Fed Cuts Key Interest Rate by Quarter-Point

The Federal Reserve cut a key interest rate by a quarter-percentage point Tuesday to 4.25 percent in an effort to buoy a U.S. economy battered by tighter credit and a continuing mortgage crisis.

The third cut in as many months was widely expected, and is seen as an effort by the central bank to head off a recession by freeing up credit and reassuring wary consumers, many of whom are carrying considerable credit-card debt.

Fed officials signaled that further cuts are possible if a severe downturn in housing and a crisis in mortgage lending get worse.

The move was expected to prompt commercial banks to trim their prime lending rate, which would reduce the benchmark rate for millions of consumer and business loans to 7.25 percent.

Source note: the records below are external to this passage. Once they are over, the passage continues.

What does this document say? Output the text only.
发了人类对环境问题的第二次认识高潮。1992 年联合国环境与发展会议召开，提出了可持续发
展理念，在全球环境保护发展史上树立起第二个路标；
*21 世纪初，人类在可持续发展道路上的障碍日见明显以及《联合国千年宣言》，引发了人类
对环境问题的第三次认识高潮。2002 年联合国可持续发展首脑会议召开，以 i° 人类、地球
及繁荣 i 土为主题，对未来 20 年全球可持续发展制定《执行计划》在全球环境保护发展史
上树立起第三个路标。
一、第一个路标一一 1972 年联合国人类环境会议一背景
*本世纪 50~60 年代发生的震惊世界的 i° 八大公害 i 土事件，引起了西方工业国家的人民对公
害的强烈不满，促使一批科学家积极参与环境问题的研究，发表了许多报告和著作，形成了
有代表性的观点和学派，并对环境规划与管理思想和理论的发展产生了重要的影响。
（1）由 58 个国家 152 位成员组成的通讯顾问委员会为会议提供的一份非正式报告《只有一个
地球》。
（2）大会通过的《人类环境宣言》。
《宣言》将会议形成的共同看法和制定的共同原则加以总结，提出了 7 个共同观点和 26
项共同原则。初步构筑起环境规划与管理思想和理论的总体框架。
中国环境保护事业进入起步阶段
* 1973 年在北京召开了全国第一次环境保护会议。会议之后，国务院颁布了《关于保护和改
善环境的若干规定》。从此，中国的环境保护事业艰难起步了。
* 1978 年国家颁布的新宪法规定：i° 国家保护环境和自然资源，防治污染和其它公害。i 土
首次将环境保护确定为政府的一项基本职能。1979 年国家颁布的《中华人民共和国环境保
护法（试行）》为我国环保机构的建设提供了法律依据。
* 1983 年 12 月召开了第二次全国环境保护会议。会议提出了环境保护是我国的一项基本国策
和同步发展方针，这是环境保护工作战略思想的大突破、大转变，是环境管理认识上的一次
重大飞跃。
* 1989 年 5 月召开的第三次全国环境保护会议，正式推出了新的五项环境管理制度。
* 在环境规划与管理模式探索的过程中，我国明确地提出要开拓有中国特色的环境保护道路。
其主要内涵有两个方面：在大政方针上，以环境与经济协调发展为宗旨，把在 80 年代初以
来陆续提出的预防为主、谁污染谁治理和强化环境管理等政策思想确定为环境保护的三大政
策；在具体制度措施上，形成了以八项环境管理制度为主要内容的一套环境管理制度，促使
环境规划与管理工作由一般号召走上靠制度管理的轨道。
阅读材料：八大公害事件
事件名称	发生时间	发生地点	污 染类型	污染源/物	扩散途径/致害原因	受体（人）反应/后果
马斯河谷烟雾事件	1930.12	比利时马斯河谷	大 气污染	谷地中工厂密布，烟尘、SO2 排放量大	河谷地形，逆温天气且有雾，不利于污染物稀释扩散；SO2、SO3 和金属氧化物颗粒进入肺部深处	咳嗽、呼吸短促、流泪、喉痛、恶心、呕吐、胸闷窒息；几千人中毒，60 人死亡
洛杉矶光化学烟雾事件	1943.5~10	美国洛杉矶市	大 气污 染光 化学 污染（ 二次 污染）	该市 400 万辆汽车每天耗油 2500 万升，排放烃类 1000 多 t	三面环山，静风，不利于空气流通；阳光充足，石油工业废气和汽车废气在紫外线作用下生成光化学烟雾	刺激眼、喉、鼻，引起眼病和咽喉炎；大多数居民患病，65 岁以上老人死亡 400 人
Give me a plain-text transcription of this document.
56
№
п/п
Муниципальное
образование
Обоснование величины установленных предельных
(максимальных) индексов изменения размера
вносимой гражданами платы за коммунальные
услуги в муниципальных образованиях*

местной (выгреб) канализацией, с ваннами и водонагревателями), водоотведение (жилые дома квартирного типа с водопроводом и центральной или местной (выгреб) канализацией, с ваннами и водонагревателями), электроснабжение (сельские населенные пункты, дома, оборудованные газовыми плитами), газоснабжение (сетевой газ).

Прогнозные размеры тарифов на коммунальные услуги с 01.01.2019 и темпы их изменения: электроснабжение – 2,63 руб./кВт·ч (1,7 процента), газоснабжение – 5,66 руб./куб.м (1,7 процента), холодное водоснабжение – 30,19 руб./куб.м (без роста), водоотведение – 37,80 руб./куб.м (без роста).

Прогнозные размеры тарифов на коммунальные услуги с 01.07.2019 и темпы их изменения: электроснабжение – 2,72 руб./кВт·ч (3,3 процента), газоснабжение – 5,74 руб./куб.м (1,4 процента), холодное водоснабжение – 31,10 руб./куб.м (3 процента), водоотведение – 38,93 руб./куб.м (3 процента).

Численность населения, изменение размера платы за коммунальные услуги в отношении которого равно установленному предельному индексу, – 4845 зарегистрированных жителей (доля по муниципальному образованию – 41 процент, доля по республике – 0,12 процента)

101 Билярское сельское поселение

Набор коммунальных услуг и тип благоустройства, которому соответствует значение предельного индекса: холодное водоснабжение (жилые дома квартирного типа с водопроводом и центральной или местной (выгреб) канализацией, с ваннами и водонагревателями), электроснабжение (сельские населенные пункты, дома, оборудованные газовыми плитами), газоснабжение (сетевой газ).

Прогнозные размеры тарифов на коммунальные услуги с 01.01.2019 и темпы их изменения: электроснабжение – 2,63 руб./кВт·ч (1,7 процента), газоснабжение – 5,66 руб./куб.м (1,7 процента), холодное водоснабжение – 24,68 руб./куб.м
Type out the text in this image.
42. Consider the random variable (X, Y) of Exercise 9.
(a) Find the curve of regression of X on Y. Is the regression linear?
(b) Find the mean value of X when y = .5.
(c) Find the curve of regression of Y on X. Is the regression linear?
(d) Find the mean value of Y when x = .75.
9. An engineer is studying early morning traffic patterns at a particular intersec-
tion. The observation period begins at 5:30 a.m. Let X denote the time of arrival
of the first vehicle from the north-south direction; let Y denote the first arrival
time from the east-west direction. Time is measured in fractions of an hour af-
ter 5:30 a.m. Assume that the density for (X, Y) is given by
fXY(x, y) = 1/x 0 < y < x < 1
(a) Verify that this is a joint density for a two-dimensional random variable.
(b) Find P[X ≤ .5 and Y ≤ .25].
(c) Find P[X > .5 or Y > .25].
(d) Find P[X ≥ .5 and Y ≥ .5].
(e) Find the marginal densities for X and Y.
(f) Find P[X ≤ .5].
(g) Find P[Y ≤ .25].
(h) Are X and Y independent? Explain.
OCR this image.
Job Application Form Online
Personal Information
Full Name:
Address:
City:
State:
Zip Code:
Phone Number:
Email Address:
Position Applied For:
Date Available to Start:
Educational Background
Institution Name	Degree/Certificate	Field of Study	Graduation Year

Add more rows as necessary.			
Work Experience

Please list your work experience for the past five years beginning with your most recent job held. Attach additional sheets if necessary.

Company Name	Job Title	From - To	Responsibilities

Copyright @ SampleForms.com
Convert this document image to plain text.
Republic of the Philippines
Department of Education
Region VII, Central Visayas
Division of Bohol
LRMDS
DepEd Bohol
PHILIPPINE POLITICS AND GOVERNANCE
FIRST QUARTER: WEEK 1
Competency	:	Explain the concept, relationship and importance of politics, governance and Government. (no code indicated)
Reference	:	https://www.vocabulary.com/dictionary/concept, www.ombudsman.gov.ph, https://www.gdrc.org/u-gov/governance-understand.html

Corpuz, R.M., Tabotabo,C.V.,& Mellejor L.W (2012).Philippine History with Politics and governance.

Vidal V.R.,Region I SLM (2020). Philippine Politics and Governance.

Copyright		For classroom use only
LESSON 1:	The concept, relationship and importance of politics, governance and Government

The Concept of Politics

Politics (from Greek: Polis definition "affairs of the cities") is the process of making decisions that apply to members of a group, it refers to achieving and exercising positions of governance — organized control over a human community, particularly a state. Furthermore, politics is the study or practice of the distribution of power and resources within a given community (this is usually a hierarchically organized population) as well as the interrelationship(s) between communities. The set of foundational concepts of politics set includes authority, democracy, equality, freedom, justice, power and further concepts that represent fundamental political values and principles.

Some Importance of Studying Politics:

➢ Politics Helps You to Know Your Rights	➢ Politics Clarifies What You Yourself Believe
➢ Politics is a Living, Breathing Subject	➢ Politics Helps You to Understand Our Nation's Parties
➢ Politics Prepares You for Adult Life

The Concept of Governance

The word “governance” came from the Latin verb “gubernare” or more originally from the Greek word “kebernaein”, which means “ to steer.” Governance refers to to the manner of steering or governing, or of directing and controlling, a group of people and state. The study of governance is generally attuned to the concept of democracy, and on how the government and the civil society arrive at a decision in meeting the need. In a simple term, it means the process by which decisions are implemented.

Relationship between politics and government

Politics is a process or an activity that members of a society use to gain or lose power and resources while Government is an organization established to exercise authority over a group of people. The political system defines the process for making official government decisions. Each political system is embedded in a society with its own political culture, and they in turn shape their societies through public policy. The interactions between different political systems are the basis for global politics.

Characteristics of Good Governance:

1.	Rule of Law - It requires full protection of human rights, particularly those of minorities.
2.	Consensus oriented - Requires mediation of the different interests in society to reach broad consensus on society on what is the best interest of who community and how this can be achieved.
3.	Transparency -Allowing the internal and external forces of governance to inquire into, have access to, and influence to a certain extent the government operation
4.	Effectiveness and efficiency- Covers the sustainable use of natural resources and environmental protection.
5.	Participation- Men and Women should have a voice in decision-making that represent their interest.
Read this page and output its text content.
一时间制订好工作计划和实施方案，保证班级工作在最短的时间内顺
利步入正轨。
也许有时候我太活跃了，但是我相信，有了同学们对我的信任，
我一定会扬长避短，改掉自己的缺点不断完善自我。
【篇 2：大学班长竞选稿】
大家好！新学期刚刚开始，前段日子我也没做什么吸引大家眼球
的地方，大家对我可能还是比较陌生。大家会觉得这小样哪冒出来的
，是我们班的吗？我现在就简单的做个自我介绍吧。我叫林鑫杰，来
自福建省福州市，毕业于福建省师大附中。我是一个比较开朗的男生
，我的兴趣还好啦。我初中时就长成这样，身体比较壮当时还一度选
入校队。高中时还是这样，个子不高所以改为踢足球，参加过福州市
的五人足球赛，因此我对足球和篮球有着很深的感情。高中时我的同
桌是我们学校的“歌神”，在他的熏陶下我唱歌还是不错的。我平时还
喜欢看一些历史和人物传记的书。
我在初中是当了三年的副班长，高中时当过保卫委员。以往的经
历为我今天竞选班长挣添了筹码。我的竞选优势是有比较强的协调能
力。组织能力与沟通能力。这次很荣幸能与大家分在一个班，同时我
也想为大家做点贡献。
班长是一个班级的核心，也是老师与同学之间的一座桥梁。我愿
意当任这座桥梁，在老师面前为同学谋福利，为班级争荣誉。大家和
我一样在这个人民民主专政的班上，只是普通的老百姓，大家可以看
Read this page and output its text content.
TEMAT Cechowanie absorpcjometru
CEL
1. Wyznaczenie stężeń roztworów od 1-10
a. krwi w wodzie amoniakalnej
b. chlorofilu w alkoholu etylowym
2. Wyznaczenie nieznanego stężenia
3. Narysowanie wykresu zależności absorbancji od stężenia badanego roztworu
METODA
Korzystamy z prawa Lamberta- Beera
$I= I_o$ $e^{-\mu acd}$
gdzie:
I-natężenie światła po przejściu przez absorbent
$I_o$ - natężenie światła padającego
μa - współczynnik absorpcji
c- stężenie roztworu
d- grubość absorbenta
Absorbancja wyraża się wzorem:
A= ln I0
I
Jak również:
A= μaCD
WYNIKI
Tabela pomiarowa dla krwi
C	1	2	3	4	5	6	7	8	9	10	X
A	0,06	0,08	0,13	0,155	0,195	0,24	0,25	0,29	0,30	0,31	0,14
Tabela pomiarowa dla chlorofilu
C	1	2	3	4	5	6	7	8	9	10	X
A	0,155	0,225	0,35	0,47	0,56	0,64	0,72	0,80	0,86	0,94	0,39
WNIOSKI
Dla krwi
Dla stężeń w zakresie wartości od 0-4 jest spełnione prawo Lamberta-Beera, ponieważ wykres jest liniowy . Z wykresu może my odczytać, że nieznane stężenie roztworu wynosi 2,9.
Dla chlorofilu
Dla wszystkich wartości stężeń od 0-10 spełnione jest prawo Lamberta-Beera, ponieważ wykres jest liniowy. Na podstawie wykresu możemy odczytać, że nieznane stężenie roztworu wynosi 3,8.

In addition to cutting the funds rate, the Fed announced it was reducing its discount rate, the interest it charges to make direct loans to banks, by a quarter-point, as well, to 4.75 percent. This reduction was aimed at encouraging banks to borrow more freely from the Fed rather than severely tightening credit.

The latest round of cuts began in September in response to severe turbulence in credit markets around the globe as investors reacted to various reports of mounting losses from defaults in subprime mortgages, the latest fallout from the worst slump in the U.S. housing market in more than two decades.

After cutting the funds rate by a half-point on Sept. 11 and a quarter-point on Oct. 31, the central bank indicated that those two reductions might be all that were needed to combat the threat of a recession given that financial markets appeared to be stabilizing.

However, increased market turbulence following the October meeting and growing fears of a recession caused the Fed to do an about-face.